Save a figure to a file in multiple formats

Figure will be saved in as fname.ext where ext is each of the extenstions in the ext parameter.

Parameters:
fig : matplotlib.Figure object

Figure to save

fname : str, optional

filepath to save to WITHOUT extension, default fname=’fig’.

ext : list of str, optional

List of file extensions to save. Must be one of the matplolib save as file types. default ext=[[‘pdf’,’eps’,’png’].

dpi : int, optional

dpi setting to save png etc figures as. Default dpi=1200.

geotecha.plotting.one_d.split_sequence_into_dict_and_nondicts(*args)[source]

Separate dict and non-dict items. Merge dicts and merge non-dicts

Elements are combined in the order that they appear. i.e. non-dict items will be appended to a combined list as they are encounterd. Repeated dict keys will be overridded by the latest value.

Parameters:
*args : one or more positional items

Mixture of dict and non-dict.

Returns:
merged_non_dict : list

List of non dictionary items.

merged_dict : dict

Merged dictionary.

geotecha.plotting.one_d.xylabel_subplots(fig, y_axis_labels=None, x_axis_labels=None)[source]
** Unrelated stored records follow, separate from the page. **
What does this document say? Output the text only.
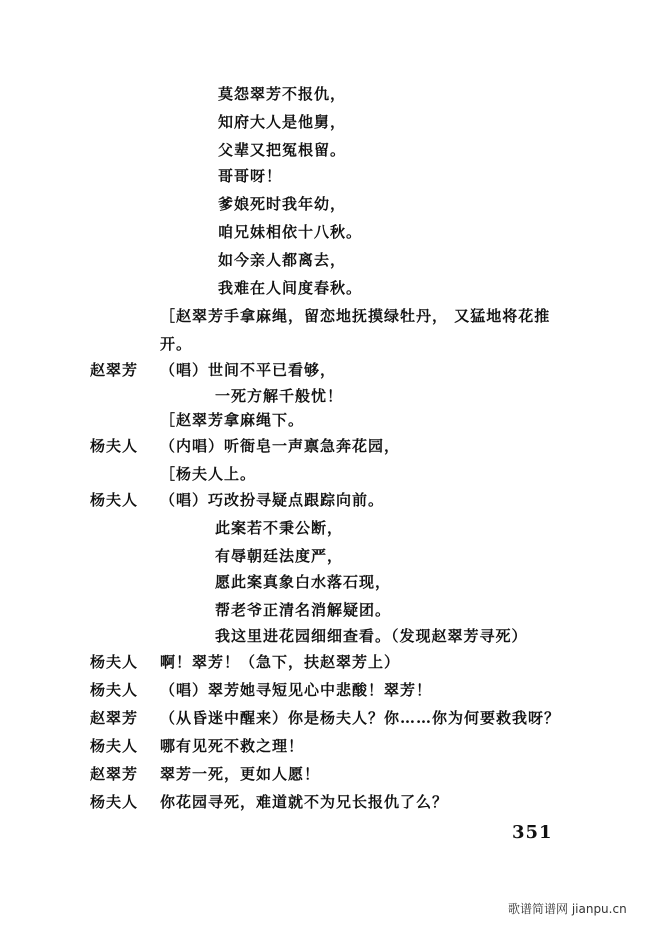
莫怨翠芳不报仇，
知府大人是他舅，
父辈又把冤根留。
哥哥呀！
爹娘死时我年幼，
咱兄妹相依十八秋。
如今亲人都离去，
我难在人间度春秋。
［赵翠芳手拿麻绳，留恋地抚摸绿牡丹， 又猛地将花推
开。
赵翠芳 （唱）世间不平已看够，
一死方解千般忧！
［赵翠芳拿麻绳下。
杨夫人 （内唱）听衙皂一声禀急奔花园，
［杨夫人上。
杨夫人 （唱）巧改扮寻疑点跟踪向前。
此案若不秉公断，
有辱朝廷法度严，
愿此案真象白水落石现，
帮老爷正清名消解疑团。
我这里进花园细细查看。（发现赵翠芳寻死）
杨夫人 啊！翠芳！（急下，扶赵翠芳上）
杨夫人 （唱）翠芳她寻短见心中悲酸！翠芳！
赵翠芳 （从昏迷中醒来）你是杨夫人？你……你为何要救我呀？
杨夫人 哪有见死不救之理！
赵翠芳 翠芳一死，更如人愿！
杨夫人 你花园寻死，难道就不为兄长报仇了么？
351
歌谱简谱网 jianpu.cn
Set x-axis label and y-axis label for each sub plot in figure

Note: labels are applied to axes in the order they were created, which is not always the way they appear in the figure.

Parameters:
fig : matplotlib.Figure

Figure to apply labels to.

y_axis_labels : sequence

Label to place on y-axis of each subplot. Use None to skip a subplot. Default y_axis_label=None

x_axis_labels : sequence

Label to place on x-axis of each subplot. Use None to skip a subplot. Default x_axis_label=None.